There is a code fragment that GCC produce the result I didn't expect:
(I am using gcc version 4.6.1 Ubuntu/Linaro 4.6.1-9ubuntu3 for target i686-linux-gnu)
[test.c]
#include <stdio.h>
int *ptr;
int f(void)
{
(*ptr)++;
return 1;
}
int main()
{
int a = 1, b = 2;
ptr = &b;
a = b++ + f() + f() ? b : a;
printf ("b = %d\n", b);
return a;
}
In my understanding, there is a sequence point at function call. The post-increment should be taken place before f().

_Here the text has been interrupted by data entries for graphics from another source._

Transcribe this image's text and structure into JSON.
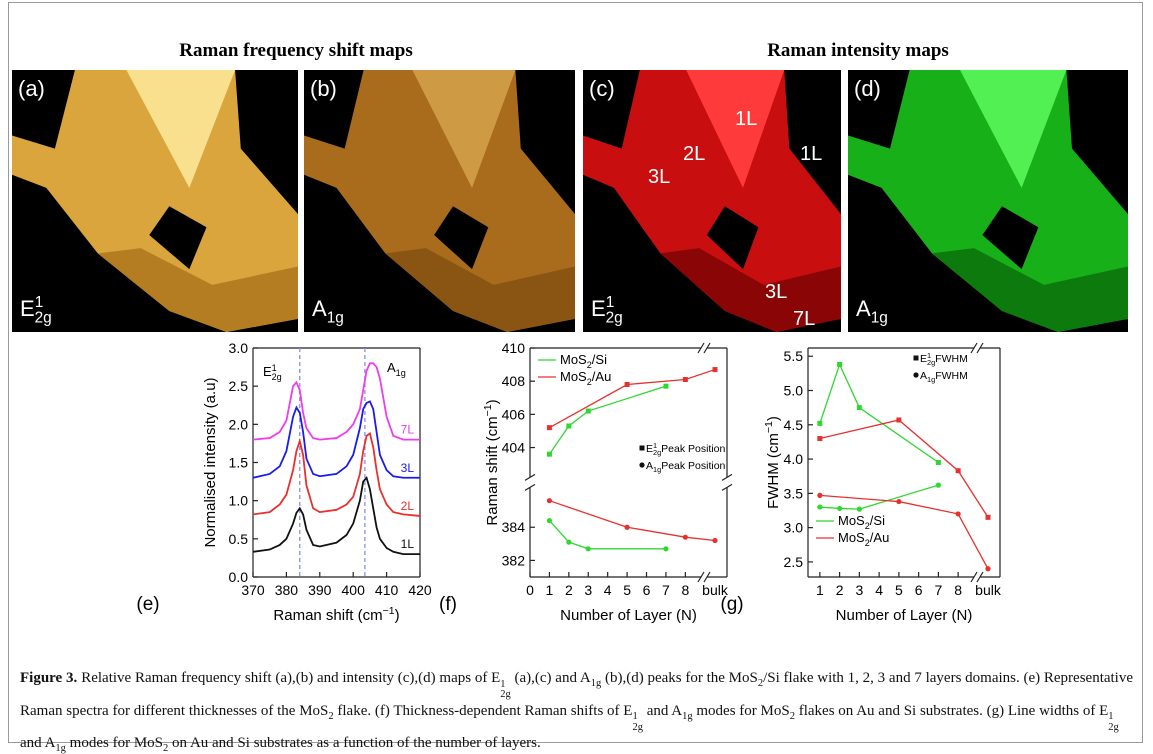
{
  "headings": [
    "Raman frequency shift maps",
    "Raman intensity maps"
  ],
  "maps": [
    {
      "panel": "(a)",
      "mode": [
        "E",
        {
          "sup": "1",
          "sub": "2g"
        }
      ]
    },
    {
      "panel": "(b)",
      "mode": [
        "A",
        {
          "sub": "1g"
        }
      ]
    },
    {
      "panel": "(c)",
      "mode": [
        "E",
        {
          "sup": "1",
          "sub": "2g"
        }
      ],
      "annotations": [
        "1L",
        "2L",
        "3L",
        "1L",
        "3L",
        "7L"
      ]
    },
    {
      "panel": "(d)",
      "mode": [
        "A",
        {
          "sub": "1g"
        }
      ]
    }
  ],
  "chart_data": [
    {
      "type": "line",
      "panel": "(e)",
      "xlabel": [
        "Raman shift (cm",
        {
          "sup": "−1"
        },
        ")"
      ],
      "ylabel": "Normalised intensity (a.u)",
      "xlim": [
        370,
        420
      ],
      "xticks": [
        370,
        380,
        390,
        400,
        410,
        420
      ],
      "ylim": [
        0,
        3
      ],
      "yticks": [
        {
          "value": 0,
          "label": "0.0"
        },
        0.5,
        {
          "value": 1,
          "label": "1.0"
        },
        1.5,
        {
          "value": 2,
          "label": "2.0"
        },
        2.5,
        {
          "value": 3,
          "label": "3.0"
        }
      ],
      "reference_lines": [
        384,
        403.5
      ],
      "reference_color": "#8c8cf0",
      "annotations": [
        [
          "E",
          {
            "sup": "1",
            "sub": "2g"
          }
        ],
        [
          "A",
          {
            "sub": "1g"
          }
        ]
      ],
      "x": [
        370,
        375,
        378,
        380,
        382,
        383,
        384,
        385,
        386,
        388,
        390,
        395,
        398,
        400,
        402,
        403,
        404,
        405,
        406,
        407,
        408,
        410,
        412,
        415,
        420
      ],
      "series": [
        {
          "name": "1L",
          "color": "#111111",
          "values": [
            0.33,
            0.36,
            0.42,
            0.5,
            0.7,
            0.84,
            0.9,
            0.82,
            0.62,
            0.42,
            0.4,
            0.45,
            0.55,
            0.7,
            1.0,
            1.25,
            1.3,
            1.15,
            0.9,
            0.65,
            0.5,
            0.38,
            0.33,
            0.3,
            0.3
          ]
        },
        {
          "name": "2L",
          "color": "#e8302f",
          "values": [
            0.82,
            0.85,
            0.95,
            1.08,
            1.4,
            1.65,
            1.78,
            1.6,
            1.2,
            0.9,
            0.85,
            0.88,
            0.95,
            1.05,
            1.35,
            1.65,
            1.85,
            1.88,
            1.7,
            1.4,
            1.15,
            0.95,
            0.85,
            0.82,
            0.8
          ]
        },
        {
          "name": "3L",
          "color": "#1a1aee",
          "values": [
            1.3,
            1.35,
            1.45,
            1.65,
            2.1,
            2.22,
            2.15,
            1.9,
            1.55,
            1.35,
            1.32,
            1.35,
            1.45,
            1.6,
            1.95,
            2.2,
            2.28,
            2.3,
            2.2,
            1.9,
            1.6,
            1.4,
            1.32,
            1.3,
            1.3
          ]
        },
        {
          "name": "7L",
          "color": "#ee3cee",
          "values": [
            1.8,
            1.82,
            1.9,
            2.05,
            2.5,
            2.55,
            2.45,
            2.15,
            1.95,
            1.82,
            1.8,
            1.82,
            1.9,
            2.0,
            2.2,
            2.45,
            2.7,
            2.8,
            2.8,
            2.75,
            2.6,
            2.1,
            1.85,
            1.8,
            1.8
          ]
        }
      ]
    },
    {
      "type": "line",
      "panel": "(f)",
      "xlabel": "Number of Layer (N)",
      "ylabel": [
        "Raman shift (cm",
        {
          "sup": "−1"
        },
        ")"
      ],
      "xlim": [
        0,
        8.6
      ],
      "xticks": [
        0,
        1,
        2,
        3,
        4,
        5,
        6,
        7,
        8
      ],
      "xextra": "bulk",
      "y_segments": [
        {
          "ylim": [
            381,
            386.4
          ],
          "yticks": [
            382,
            384
          ]
        },
        {
          "ylim": [
            402.2,
            410
          ],
          "yticks": [
            404,
            406,
            408,
            410
          ]
        }
      ],
      "legend": "upper left",
      "marker_legend": "center right",
      "markers": [
        {
          "shape": "square",
          "label": [
            "E",
            {
              "sup": "1",
              "sub": "2g"
            },
            "Peak Position"
          ]
        },
        {
          "shape": "circle",
          "label": [
            "A",
            {
              "sub": "1g"
            },
            "Peak Position"
          ]
        }
      ],
      "series": [
        {
          "name": [
            "MoS",
            {
              "sub": "2"
            },
            "/Si"
          ],
          "color": "#2ed82e",
          "lines": [
            {
              "marker": 0,
              "x": [
                1,
                2,
                3,
                7
              ],
              "values": [
                403.6,
                405.3,
                406.2,
                407.7
              ]
            },
            {
              "marker": 1,
              "x": [
                1,
                2,
                3,
                7
              ],
              "values": [
                384.4,
                383.1,
                382.7,
                382.7
              ]
            }
          ]
        },
        {
          "name": [
            "MoS",
            {
              "sub": "2"
            },
            "/Au"
          ],
          "color": "#e8302f",
          "lines": [
            {
              "marker": 0,
              "x": [
                1,
                5,
                8,
                "bulk"
              ],
              "values": [
                405.2,
                407.8,
                408.1,
                408.7
              ]
            },
            {
              "marker": 1,
              "x": [
                1,
                5,
                8,
                "bulk"
              ],
              "values": [
                385.6,
                384.0,
                383.4,
                383.2
              ]
            }
          ]
        }
      ]
    },
    {
      "type": "line",
      "panel": "(g)",
      "xlabel": "Number of Layer (N)",
      "ylabel": [
        "FWHM (cm",
        {
          "sup": "−1"
        },
        ")"
      ],
      "xlim": [
        0.4,
        8.6
      ],
      "xticks": [
        1,
        2,
        3,
        4,
        5,
        6,
        7,
        8
      ],
      "xextra": "bulk",
      "ylim": [
        2.28,
        5.62
      ],
      "yticks": [
        2.5,
        {
          "value": 3,
          "label": "3.0"
        },
        3.5,
        {
          "value": 4,
          "label": "4.0"
        },
        4.5,
        {
          "value": 5,
          "label": "5.0"
        },
        5.5
      ],
      "legend": "lower left",
      "marker_legend": "upper right",
      "markers": [
        {
          "shape": "square",
          "label": [
            "E",
            {
              "sup": "1",
              "sub": "2g"
            },
            "FWHM"
          ]
        },
        {
          "shape": "circle",
          "label": [
            "A",
            {
              "sub": "1g"
            },
            "FWHM"
          ]
        }
      ],
      "series": [
        {
          "name": [
            "MoS",
            {
              "sub": "2"
            },
            "/Si"
          ],
          "color": "#2ed82e",
          "lines": [
            {
              "marker": 0,
              "x": [
                1,
                2,
                3,
                7
              ],
              "values": [
                4.52,
                5.38,
                4.75,
                3.95
              ]
            },
            {
              "marker": 1,
              "x": [
                1,
                2,
                3,
                7
              ],
              "values": [
                3.3,
                3.28,
                3.27,
                3.62
              ]
            }
          ]
        },
        {
          "name": [
            "MoS",
            {
              "sub": "2"
            },
            "/Au"
          ],
          "color": "#e8302f",
          "lines": [
            {
              "marker": 0,
              "x": [
                1,
                5,
                8,
                "bulk"
              ],
              "values": [
                4.3,
                4.57,
                3.83,
                3.15
              ]
            },
            {
              "marker": 1,
              "x": [
                1,
                5,
                8,
                "bulk"
              ],
              "values": [
                3.47,
                3.38,
                3.2,
                2.4
              ]
            }
          ]
        }
      ]
    }
  ],
  "caption": {
    "label": "Figure 3.",
    "text": [
      "Relative Raman frequency shift (a),(b) and intensity (c),(d) maps of E",
      {
        "sup": "1",
        "sub": "2g"
      },
      " (a),(c) and A",
      {
        "sub": "1g"
      },
      " (b),(d) peaks for the MoS",
      {
        "sub": "2"
      },
      "/Si flake with 1, 2, 3 and 7 layers domains. (e) Representative Raman spectra for different thicknesses of the MoS",
      {
        "sub": "2"
      },
      " flake. (f) Thickness-dependent Raman shifts of E",
      {
        "sup": "1",
        "sub": "2g"
      },
      " and A",
      {
        "sub": "1g"
      },
      " modes for MoS",
      {
        "sub": "2"
      },
      " flakes on Au and Si substrates. (g) Line widths of E",
      {
        "sup": "1",
        "sub": "2g"
      },
      " and A",
      {
        "sub": "1g"
      },
      " modes for MoS",
      {
        "sub": "2"
      },
      " on Au and Si substrates as a function of the number of layers."
    ]
  }
}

see C99 5.1.2.3: "... called sequence points, all side effects of previous evaluations shall be complete and no side effects of subsequent evaluations shall have taken place."
For this test case, perhaps the order of evaluation is unspecified, but the final result should be the same. So I expect b's final result is 5. However, after compiling this case with 'gcc test.c -std=c99', the output shows b = 3.
Then I use "gcc test.c -std=c99 -S" to see what happened:
movl $1, 28(%esp)
movl $2, 24(%esp)
leal 24(%esp), %eax
movl %eax, ptr
movl 24(%esp), %ebx
call f
leal (%ebx,%eax), %esi
call f
addl %esi, %eax
testl %eax, %eax
setne %al
leal 1(%ebx), %edx
movl %edx, 24(%esp)
testb %al, %al
je .L3
movl 24(%esp), %eax
jmp .L4
.L3:
movl 28(%esp), %eax
.L4:
movl %eax, 28(%esp)
It seems that GCC uses evaluated value before f() and perform '++' operation after two f() calls.
I also use llvm-clang to compile this case, and the result shows b = 5, which is what I expect.
Is my understanding incorrect on post-increment and sequence point behavior ?? Or this is a known issue of GCC461 ??